2月28日(日曜日)の午前9時、私は東京・新宿の都庁前に立っていた。待ちに待った東京マラソンに参加するためだ。出走前にランナー全員で「君が代」を斉唱した時、気分は最高潮に達していた。私はこの日のために、去年の夏から走り込んできたのだ。その練習の成果を示したいと燃えていた。
今回で10回目を迎える東京マラソンは、3万7000人が参加する日本最大のマラソン大会だ(実際の出走者はフルマラソンが3万6172人、10km走が475人)。昨今のマラソンブームの火付け役ともなっており、抽選倍率は11倍を超える狭き門だ。新宿の都庁をスタートして皇居前を南下し、東京タワー・銀座・浅草などの名所を通りながら東京ビックサイトまでを走る。まさに、ランナーにとっては「晴れの舞台」とも言えるレースだ。
ただ、私は不安も感じていた。前日の土曜日から胃に違和感を感じており、食欲はほとんどなかった。一般的にランナーは、レース前日からエネルギー源としてカーボ(炭水化物)を多めに摂取しておくことが望ましいとされている。「このまま何も食べないとガス欠になってしまう…」と不安に駆られた。
原因は睡眠不足とアルコール…か?
体調不良の原因は疲れだったと思う。東京マラソン前の1週間、私は年に数えるほどしかないほど、忙しい日々を過ごしていた。「日経ビジネス」3月7日号の特集でデスクを担当しており、2人の記者とデザイナーの藤田美夏さん、そしてスポーツジャーナリストの西川結城氏などと連日、残業していた。

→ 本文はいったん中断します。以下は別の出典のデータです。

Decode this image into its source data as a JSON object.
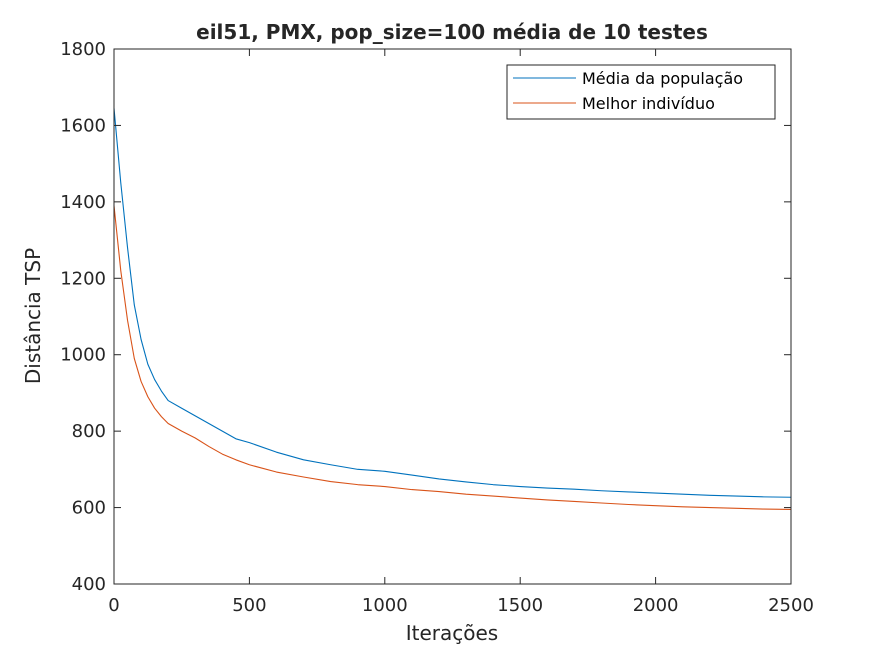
{
  "chart_data": {
    "type": "line",
    "title": "eil51, PMX, pop_size=100 média de 10 testes",
    "xlabel": "Iterações",
    "ylabel": "Distância TSP",
    "xlim": [
      0,
      2500
    ],
    "ylim": [
      400,
      1800
    ],
    "xticks": [
      0,
      500,
      1000,
      1500,
      2000,
      2500
    ],
    "yticks": [
      400,
      600,
      800,
      1000,
      1200,
      1400,
      1600,
      1800
    ],
    "grid": false,
    "legend_position": "top-right",
    "series": [
      {
        "name": "Média da população",
        "color": "#0072BD",
        "x": [
          0,
          25,
          50,
          75,
          100,
          125,
          150,
          175,
          200,
          250,
          300,
          350,
          400,
          450,
          500,
          600,
          700,
          800,
          900,
          1000,
          1100,
          1200,
          1300,
          1400,
          1500,
          1600,
          1700,
          1800,
          1900,
          2000,
          2100,
          2200,
          2300,
          2400,
          2500
        ],
        "y": [
          1645,
          1450,
          1280,
          1130,
          1040,
          975,
          935,
          905,
          880,
          860,
          840,
          820,
          800,
          780,
          770,
          745,
          725,
          712,
          700,
          695,
          685,
          675,
          667,
          660,
          655,
          651,
          648,
          644,
          641,
          638,
          635,
          632,
          630,
          628,
          627
        ]
      },
      {
        "name": "Melhor indivíduo",
        "color": "#D95319",
        "x": [
          0,
          25,
          50,
          75,
          100,
          125,
          150,
          175,
          200,
          250,
          300,
          350,
          400,
          450,
          500,
          600,
          700,
          800,
          900,
          1000,
          1100,
          1200,
          1300,
          1400,
          1500,
          1600,
          1700,
          1800,
          1900,
          2000,
          2100,
          2200,
          2300,
          2400,
          2500
        ],
        "y": [
          1390,
          1220,
          1090,
          990,
          930,
          890,
          860,
          838,
          820,
          800,
          782,
          760,
          740,
          725,
          712,
          693,
          680,
          668,
          660,
          655,
          647,
          642,
          635,
          630,
          625,
          620,
          616,
          612,
          608,
          605,
          602,
          600,
          598,
          596,
          595
        ]
      }
    ]
  }
}
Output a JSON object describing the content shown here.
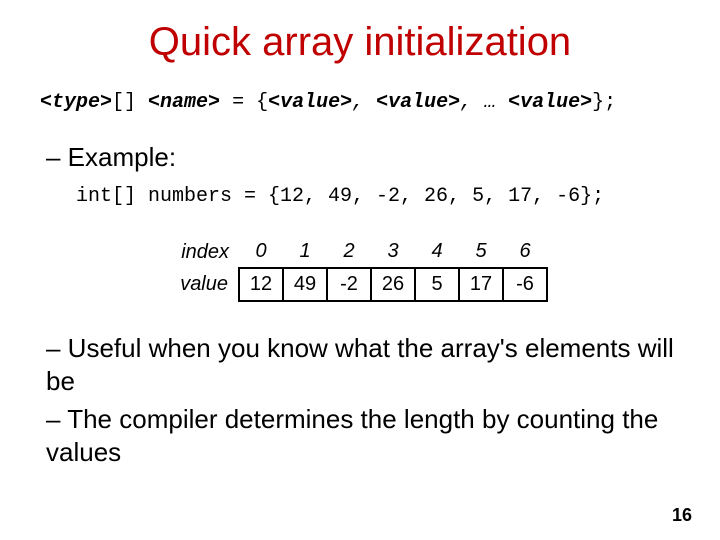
{
  "title": "Quick array initialization",
  "syntax": {
    "type_tok": "<type>",
    "brackets": "[]",
    "name_tok": "<name>",
    "eq": " = {",
    "val_tok": "<value>",
    "comma_sp": ", ",
    "ellipsis": "… ",
    "close": "};"
  },
  "example_heading": "– Example:",
  "example_code": "int[] numbers = {12, 49, -2, 26, 5, 17, -6};",
  "table": {
    "index_label": "index",
    "value_label": "value",
    "indices": [
      "0",
      "1",
      "2",
      "3",
      "4",
      "5",
      "6"
    ],
    "values": [
      "12",
      "49",
      "-2",
      "26",
      "5",
      "17",
      "-6"
    ]
  },
  "bullets": [
    "– Useful when you know what the array's elements will be",
    "– The compiler determines the length by counting the values"
  ],
  "page_number": "16",
  "colors": {
    "title": "#c00000",
    "text": "#000000",
    "bg": "#ffffff"
  }
}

今回の特集では、スポーツとビジネスの新しい関係に焦点を当てた。年初からの世界同時株安を思えば、「こんな緊急時に日経ビジネスはスポーツ特集か?」と怪訝に感じる読者もいらっしゃるかもしれない。しかし、特集班としてはむしろ、このような緊迫した状況だからこそ、スポーツが持つ力にフォーカスを当てたかったのだ。
誤解を恐れずに言えば、日本では長らく、企業にとってスポーツは「庇護」する対象でしかなかった。企業がチームのスポンサーになるのは広告宣伝のためか、地域貢献のためだった。そのチームの戦績がどんなに優れていても本業にプラスになることはまれであり、だからこそ景気が悪くなるとスポンサーから降りる企業が相次いできた。企業を「主」とすれば、スポーツが「従」という関係が、日本では長らく続いてきたのだ。
だが、スポーツには潜在的なパワーがある。トップアスリートが限界に臨む場は新商品・新技術の最も適した実験場であるし、一度に数万人が集まる特殊な環境は企業にこれまでにない知見を与え得る。あるいは特定の競技はアマチュアリズムに過度に縛られてきた結果、潜在的なビジネスチャンスを生かし切れていないケースも数多くある。
企業とスポーツがお互いの能力を引き出しあう対等な関係を構築できれば、企業もスポーツも共に競争力を向上できる。それこそが、今回我々が読者の皆さんに伝えたかったことだ。だからこそ、現役のサッカー選手でありながら、世界最大のスポーツビジネス市場である米国に挑戦する本田圭佑氏に注目した。